Friday 10 April 2020

Daily Photos No. 5: Baths to Bikes

A couple today, seeing as it's a holiday, and they're both taken in the forbidden Outside.

This rural scene is a variation on a theme: I always take pictures of baths in fields, because they seem to be such a common motif in the UK and Ireland: I hope the same is true in other countries. Whether it reflects farmers' canny recycling or a generation move towards jacuzzis, pretty much every dairy or sheep farm has al fresco bathing facilities. The author and farmer Lloyd Jones once told me that 'proper' farms only produce two things in major quantities: 'shit and scrap metal', and I always look out for them (Mr Vogel is very funny; Y Dŵr (Water) is elegiac). Richard Mabey's The Unofficial Countryside was a revelation when I read it twenty years ago, and I've had an eye for the scruffy and marginal every since - that's where the magic happens, not on the pristine agricultural land that's actually little more than a 'green desert'. There's a huge range of bathroom suites to be found in various fields: this is an old steel bath somewhere near Church Stretton, and effort has been made to plumb it into the landscape.
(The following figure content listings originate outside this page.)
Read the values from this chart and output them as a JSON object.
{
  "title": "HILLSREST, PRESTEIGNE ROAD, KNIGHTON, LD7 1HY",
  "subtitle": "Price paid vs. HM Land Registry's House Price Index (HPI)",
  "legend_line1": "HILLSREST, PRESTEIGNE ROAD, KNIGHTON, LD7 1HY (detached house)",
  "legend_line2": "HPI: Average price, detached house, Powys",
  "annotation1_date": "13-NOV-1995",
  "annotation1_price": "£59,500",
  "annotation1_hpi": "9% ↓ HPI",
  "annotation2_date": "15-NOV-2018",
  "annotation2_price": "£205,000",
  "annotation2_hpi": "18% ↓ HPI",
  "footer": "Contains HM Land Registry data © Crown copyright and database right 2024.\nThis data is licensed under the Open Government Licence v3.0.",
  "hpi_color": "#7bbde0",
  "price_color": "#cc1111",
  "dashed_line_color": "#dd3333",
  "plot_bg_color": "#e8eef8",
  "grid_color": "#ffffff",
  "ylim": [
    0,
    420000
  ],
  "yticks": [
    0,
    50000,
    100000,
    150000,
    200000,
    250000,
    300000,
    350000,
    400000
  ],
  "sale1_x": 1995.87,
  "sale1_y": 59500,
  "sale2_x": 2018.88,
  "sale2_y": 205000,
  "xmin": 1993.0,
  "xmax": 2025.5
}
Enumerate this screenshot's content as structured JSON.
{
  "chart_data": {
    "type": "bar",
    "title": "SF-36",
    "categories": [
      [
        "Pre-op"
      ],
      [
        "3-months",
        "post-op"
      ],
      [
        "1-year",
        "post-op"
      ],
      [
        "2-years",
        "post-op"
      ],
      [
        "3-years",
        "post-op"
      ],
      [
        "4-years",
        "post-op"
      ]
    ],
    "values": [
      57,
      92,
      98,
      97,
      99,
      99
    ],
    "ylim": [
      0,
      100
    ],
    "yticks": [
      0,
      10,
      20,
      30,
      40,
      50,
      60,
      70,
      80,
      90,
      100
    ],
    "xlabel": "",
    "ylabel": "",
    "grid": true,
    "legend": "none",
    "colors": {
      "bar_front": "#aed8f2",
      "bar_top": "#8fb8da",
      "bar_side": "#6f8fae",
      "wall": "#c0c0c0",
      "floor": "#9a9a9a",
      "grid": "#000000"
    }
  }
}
The shots below are taken at Rás Mumhan (Tour de Munster/Tour of Munster) in 2011. I'm a keen cyclist myself – I like the speed, the ability to get out of your own familiar area quickly, the ratio between effort and fitness, the geeky technical details and the nicer side of cycling culture (proper cyclists don't care how slow or uncool you are, they say hello). I also love and hate professional cycling: I like the bikes, the routes, the inhuman distances they're expected to cover in a short space of time, the cosmopolitan nature of European cycling, the meandering commentary, especially Seán Kelly's pronunciation of 'classement', the local support, the crashes, the doomed solo breaks and occasional outburst of honourable behaviour I hate the sports-washing that sees various dictatorships and polluters sponsor teams, the one-eyed supporters and detractors, the drugs, the machine tactics and the commodification of a noble art by capitalism. 

The Rás is a couple of rungs below the Tour de France - its competitors are a mix of high-performing amateurs, semi-pros, local heroes and stars of the future (such as Mark Cavendish, who didn't win), all forcing themselves round Ireland's most mountainous terrain. I'm not always in Killorglin when the Rás comes through town, but the start/finish line is the ideal place to catch the riders giving it their all on the uphill drag to the line. It should be going through town this weekend but like everything else, has fallen prey to the 'Rona, so here it is in all its glory.